Ce qui n’a pas du tout résolu le problème. Les disparités se sont davantage creusées à l’accession du pays à l’indépendance avec la loi foncière qui a été votée au milieu des années 1960. Elle a été suivie de la politique de zairinisation qui a profité aux Hémas, qui ont bénéficié de toutes les concessions laissées par les colons belges.

DW : Et pendant ce temps, une organisation prenait de l'importance dans le territoire d'Irumu...

Adolphe Agenonga Chober : Cette coopérative a existé sous le nom de Codeza : la Coopérative pour le développement du Zaïre. Elle a été à l’initiative de ceux qu’on appelait les « boys », donc les jeunes gens utilisés comme domestique par les colons. Ils avaient été séduits par l‘organisation des colons blancs et leur façon d’exploiter leurs concessions.

L’un d’eux, Bernard Kakado, souhaitait copier ce mode de vie. Notamment en créant une coopérative agricole. Donc pendant un certain temps, la Codeza a été une entité sociale, une entreprise sociale, qui contribuait aux problèmes de manque de nourriture. Seulement à la fin des années 1990, il y a eu un dérapage. Bernard Kakado avait décidé de s’imposer comme un chaman, un guérisseur d’esprit, un prophète. L’objectif était de prévoir la meilleure saison pour les semences ainsi que pour prévenir les attaques des ennemis. Donc, c’est durant cette période que bernanrd Kakado va contribuer à l’émergence d’une milice : la Force de résistance patriotique en Ituri, FRPI, qui est présente jusqu’à aujourd’hui en Ituri.

De nombreux villages gardent les stigmates du conflit du début des années 2000 comme ici, à Blukwa, dans le territoire de Djugu.
De nombreux villages gardent les stigmates du conflit du début des années 2000 comme ici, à Blukwa, dans le territoire de Djugu.Image : Paul Lorgerie/DW

En 2002, grâce au dialogue intercongolais de Nairobi, le gouvernement congolais s’était engagé à rétablir son autorité mais aussi à mette un terme à tous les crimes commis en poursuivant les seigneurs de guerre qui étaient nombreux. Ce pourquoi Bernanrd Kakado a été visé par un mandat d’arrêt en tant que chef du FRPI. En 2010, il a été condamné pour crime de guerre et il est mort une année plus tard à la prison de Bunia.

DW : Quel a été le rôle de la FRPI dans le conflit de 2000 ?
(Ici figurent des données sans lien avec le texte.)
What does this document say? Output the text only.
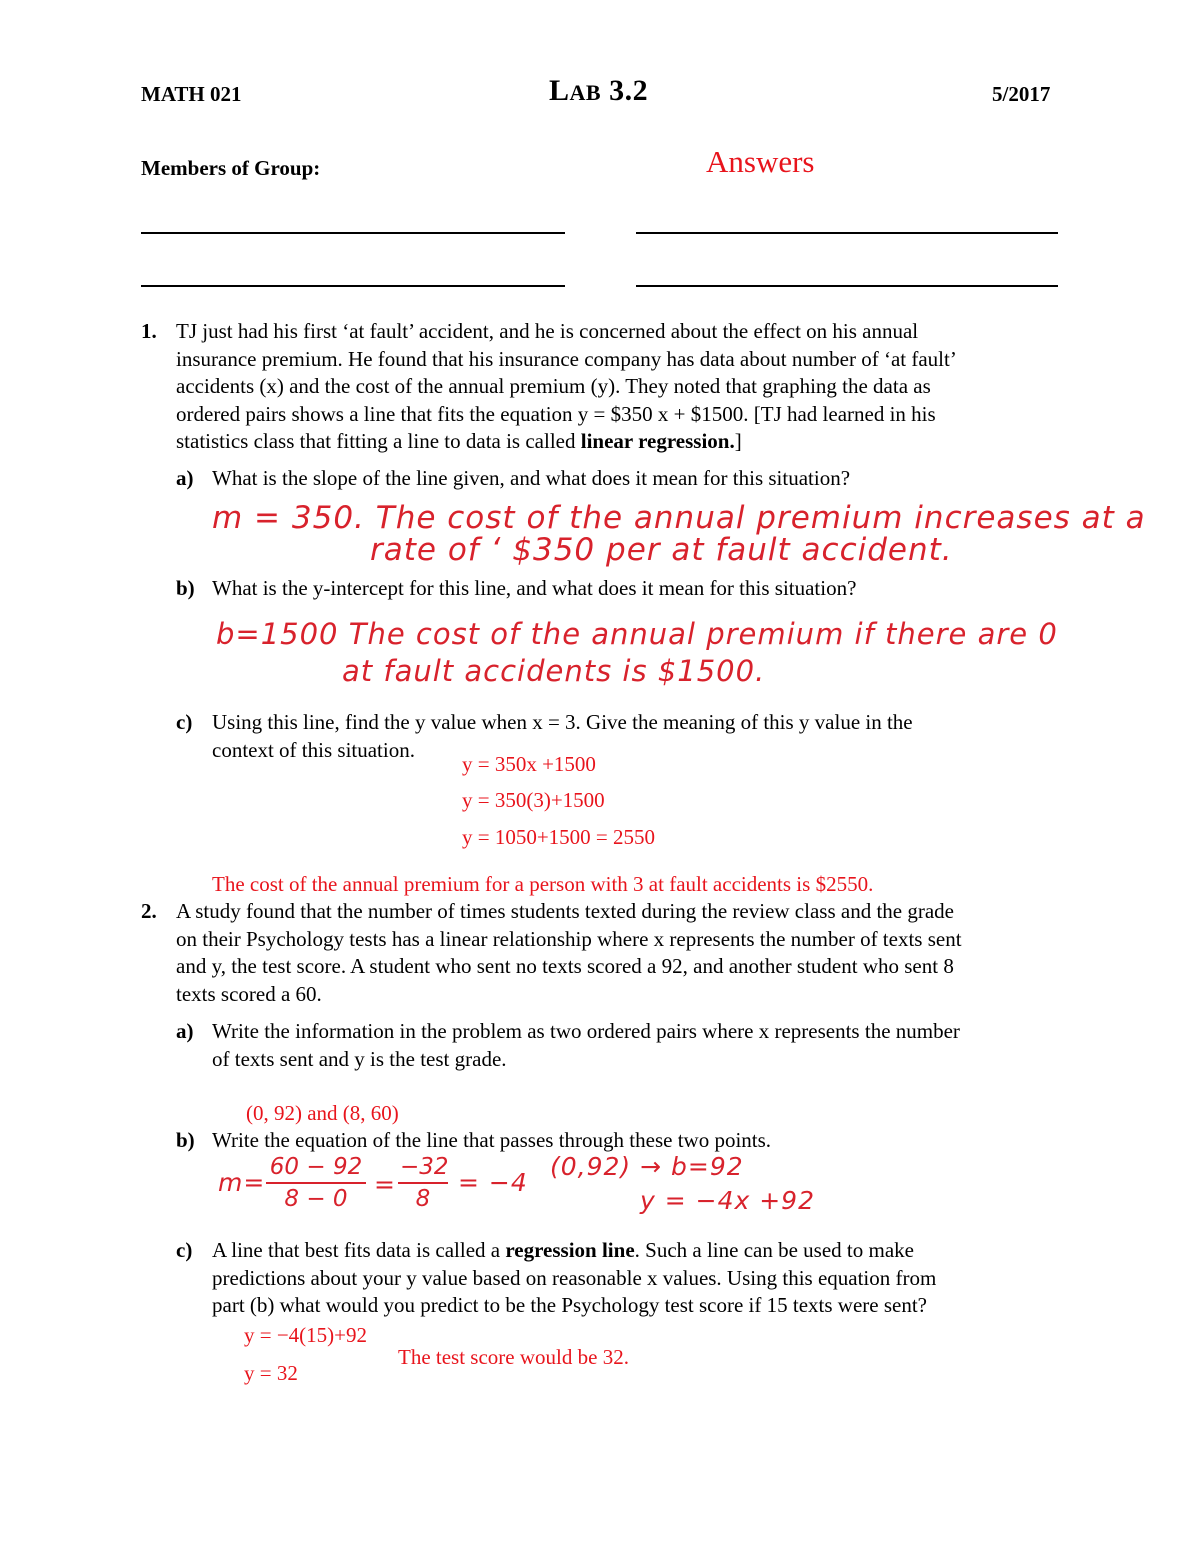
MATH 021	LAB 3.2	5/2017
Members of Group:	Answers
1. TJ just had his first ‘at fault’ accident, and he is concerned about the effect on his annual
insurance premium. He found that his insurance company has data about number of ‘at fault’
accidents (x) and the cost of the annual premium (y). They noted that graphing the data as
ordered pairs shows a line that fits the equation y = $350 x + $1500. [TJ had learned in his
statistics class that fitting a line to data is called linear regression.]
a) What is the slope of the line given, and what does it mean for this situation?
m = 350. The cost of the annual premium increases at a
rate of ‘ $350 per at fault accident.
b) What is the y-intercept for this line, and what does it mean for this situation?
b=1500 The cost of the annual premium if there are 0
at fault accidents is $1500.
c) Using this line, find the y value when x = 3. Give the meaning of this y value in the
context of this situation.
y = 350x +1500
y = 350(3)+1500
y = 1050+1500 = 2550
The cost of the annual premium for a person with 3 at fault accidents is $2550.
2. A study found that the number of times students texted during the review class and the grade
on their Psychology tests has a linear relationship where x represents the number of texts sent
and y, the test score. A student who sent no texts scored a 92, and another student who sent 8
texts scored a 60.
a) Write the information in the problem as two ordered pairs where x represents the number
of texts sent and y is the test grade.
(0, 92) and (8, 60)
b) Write the equation of the line that passes through these two points.
$m= \frac{60 - 92}{8 - 0} = \frac{-32}{8} = -4$
(0,92) → b=92
y = −4x +92
c) A line that best fits data is called a regression line. Such a line can be used to make
predictions about your y value based on reasonable x values. Using this equation from
part (b) what would you predict to be the Psychology test score if 15 texts were sent?
y = −4(15)+92
y = 32
The test score would be 32.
Adolphe Agenonga Chober :La FRPI était une milice dont les membres étaient les Lendus du sud, donc du territoire d’Irumu. Ils étaient alliés du Front des nationalistes et intégrationnistes (FNI), composé de Lendu du nord, donc de Djugu. Tout ceci sur fond de tensios communautaires. A cette période, les mouvements rivaux étaient des mouvements hémas : l’UPC de Thomas Lubanga et de Pusic.

DW : Reste-t-il des stigmates de ce conflit ?

Adolphe Agenonga Chober : Le moins que l’on puisse dire est qu’il existe des violences intergénérationnelles. Les violences d’aujourd’hui sont la conséquence logique des violences vécues dans les années 2000. Le constat est que certain des combattants ou miliciens qui avaient opéré à cette époque sont revenus.

Le conflit actuel date de décembre 2017. A cette époque, on ne savait pas vraiment qui était à la base de ces violences. On parlait "d’assaillants" qui n’étaient pas identifiés. C’est seulement au début de l’année 2018 qu’un certain Justin Ngudjolo sort de l’ombre et signe un communiqué dans lequel il décline l’identité de son mouvement, l’URDPC, donc l’Union des révolutionnaires pour la défense du peuple congolais.

Ce mouvement se présentait comme une branche armée de la Codéco qui existait depuis comme une secte mystico-religieuse. Le 25 mars 2020, le chef de l’URDPC est tombé dans un guet-apens de l’armée dans lequel il sera neutralisé. C’est après sa mort qu’un conflit de leadership explose. Ce qui entrainera la fragmentation de la branche armée de la Codéco, donc de l’URDPC.

Aujourd’hui, il faut préciser que la structure de commandement de l’URDPC répond à des prédicateurs de la secte Codéco. Les différents commandants des Codeco sont soumis aux pasteurs qui leur fournissent des potions magiques, des gri-gri. Donc l’avenir des Codéco se joue également selon l’approche qu’adoptera le gouvernement envers ces sacrificateurs, qui je pense sont les personnes pertinentes avec qui parler. Ce qui pourrait alors faire plier les différentes branches de la Codeco.